La finesse n’est pas le mot d’ordre et fait tout de même pas mal défaut à l’ensemble. La relation père / fils et les liens familiaux en général sont mis à mal mais l’objectif est plus proche du bain de sang offert en pâture que d’une véritable dramatique approfondie. D’ailleurs, le générique final présente fièrement une rétrospective de toutes les scènes de mort du film dont l’impression est presque outrancière.

Nous sommes à la fin de l’ère Shaw qui fermera ses studios de tournage en 1985, « Secret Service of the imperial court » s’éloigne énormément des wu xia classiques, d’autant que Tony Liu est aux commandes, l’un des réalisateurs de la Shaw les plus débridé lorsqu’il s’agit de l’action martiale. Les combats sont très souvent accélérés, ainsi que d’autres passages comme les gardes qui marchent dans la rue, etc. Problème, ces accélérations sont assez maladroites et ne collent pas vraiment avec une ambiance dramatique voulue proche du chambara nihiliste et des combats majoritairement terrestres.
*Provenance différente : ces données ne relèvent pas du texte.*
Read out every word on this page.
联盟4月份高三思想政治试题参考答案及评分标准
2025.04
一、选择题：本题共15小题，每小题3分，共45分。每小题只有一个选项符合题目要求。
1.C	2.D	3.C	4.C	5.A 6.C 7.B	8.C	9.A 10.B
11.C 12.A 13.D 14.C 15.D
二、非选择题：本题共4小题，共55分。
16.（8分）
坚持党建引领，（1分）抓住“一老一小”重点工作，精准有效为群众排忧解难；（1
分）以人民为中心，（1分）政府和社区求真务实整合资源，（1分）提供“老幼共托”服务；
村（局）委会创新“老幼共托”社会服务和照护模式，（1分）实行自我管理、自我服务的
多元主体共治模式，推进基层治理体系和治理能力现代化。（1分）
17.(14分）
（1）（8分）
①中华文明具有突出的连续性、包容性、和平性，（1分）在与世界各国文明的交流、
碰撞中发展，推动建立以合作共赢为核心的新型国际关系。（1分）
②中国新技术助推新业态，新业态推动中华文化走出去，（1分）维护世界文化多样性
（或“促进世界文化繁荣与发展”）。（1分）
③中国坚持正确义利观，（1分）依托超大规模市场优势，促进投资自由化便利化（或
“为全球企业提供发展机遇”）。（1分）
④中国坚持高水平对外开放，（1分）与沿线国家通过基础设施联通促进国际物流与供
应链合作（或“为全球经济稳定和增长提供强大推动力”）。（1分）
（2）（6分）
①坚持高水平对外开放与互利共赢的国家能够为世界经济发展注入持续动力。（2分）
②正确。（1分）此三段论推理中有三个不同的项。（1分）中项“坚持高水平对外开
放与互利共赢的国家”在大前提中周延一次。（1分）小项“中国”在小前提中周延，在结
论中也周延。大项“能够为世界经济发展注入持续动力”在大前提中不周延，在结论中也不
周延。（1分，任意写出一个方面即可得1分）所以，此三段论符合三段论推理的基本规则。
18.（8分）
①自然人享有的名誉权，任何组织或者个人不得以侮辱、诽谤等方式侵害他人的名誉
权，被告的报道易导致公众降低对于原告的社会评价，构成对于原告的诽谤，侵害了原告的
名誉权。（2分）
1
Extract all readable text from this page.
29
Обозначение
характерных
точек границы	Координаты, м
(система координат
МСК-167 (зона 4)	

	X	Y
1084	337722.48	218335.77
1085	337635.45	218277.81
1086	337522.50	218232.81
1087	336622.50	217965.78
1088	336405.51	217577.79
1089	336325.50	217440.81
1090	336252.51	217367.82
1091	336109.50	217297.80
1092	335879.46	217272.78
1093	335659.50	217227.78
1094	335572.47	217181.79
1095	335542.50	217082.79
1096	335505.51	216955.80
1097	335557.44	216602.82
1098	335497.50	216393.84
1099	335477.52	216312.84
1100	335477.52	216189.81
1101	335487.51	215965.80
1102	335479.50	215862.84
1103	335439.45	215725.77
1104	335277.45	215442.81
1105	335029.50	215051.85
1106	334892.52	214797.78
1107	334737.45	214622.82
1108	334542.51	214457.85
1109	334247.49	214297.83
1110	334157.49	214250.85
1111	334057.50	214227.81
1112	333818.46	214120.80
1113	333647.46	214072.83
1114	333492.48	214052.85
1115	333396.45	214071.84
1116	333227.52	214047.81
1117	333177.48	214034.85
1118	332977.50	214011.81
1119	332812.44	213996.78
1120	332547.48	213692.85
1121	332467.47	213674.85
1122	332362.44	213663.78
Les effets spéciaux (puisqu’il s’agit de cela) détruisent le récit plutôt qu’ils ne le supportent.

L’histoire assez prétexte n’aide vraiment pas à propulser l’ensemble. Comme très souvent, Tony Liu expose un nombre conséquent d’imbroglios politiques et de personnages tourmentés mais s’empêtre dans les premiers et lèse le développement émotionnel des seconds. Les dialogues restent donc plus stratégiques que touchant et l’ensemble passe avant tout grâce au rythme très soutenu. Tony colle à l’esprit combattant des Baby Cart sans avoir le talent narratif et la retenue maîtrisée d’un Misumi. Le manque d’ampleur et d’un brin de retenue se font sentir pour transmettre la force des grands chambaras. Un peu dommage car « Secret service » baigne dans une folie violente des plus jouissives digne, elle, d’un grand Shaw Brothers ou même d’un cat III.

Toujours est-il que, dans le pur style Tony Liu, le combat final vaut vraiment le détour. Très câblé, superbe et vraiment original, la folie aérienne du méchant poudré de blanc rappelle fortement « Duel to the death » sans la classe, le montage et la vitesse d’exécution, relativisons un peu quand même, et la violence est là encore omniprésente. Les autres combats restent moins marquants hors mis celui dans la forêt.

Ce film mériterait peut-être une note plus élevée en fonction de l’appréciation ou non de ses combats trop vite expédiés pour ma pomme et de sa dramatique peu développée, voire très secondaire….. à vous de juger.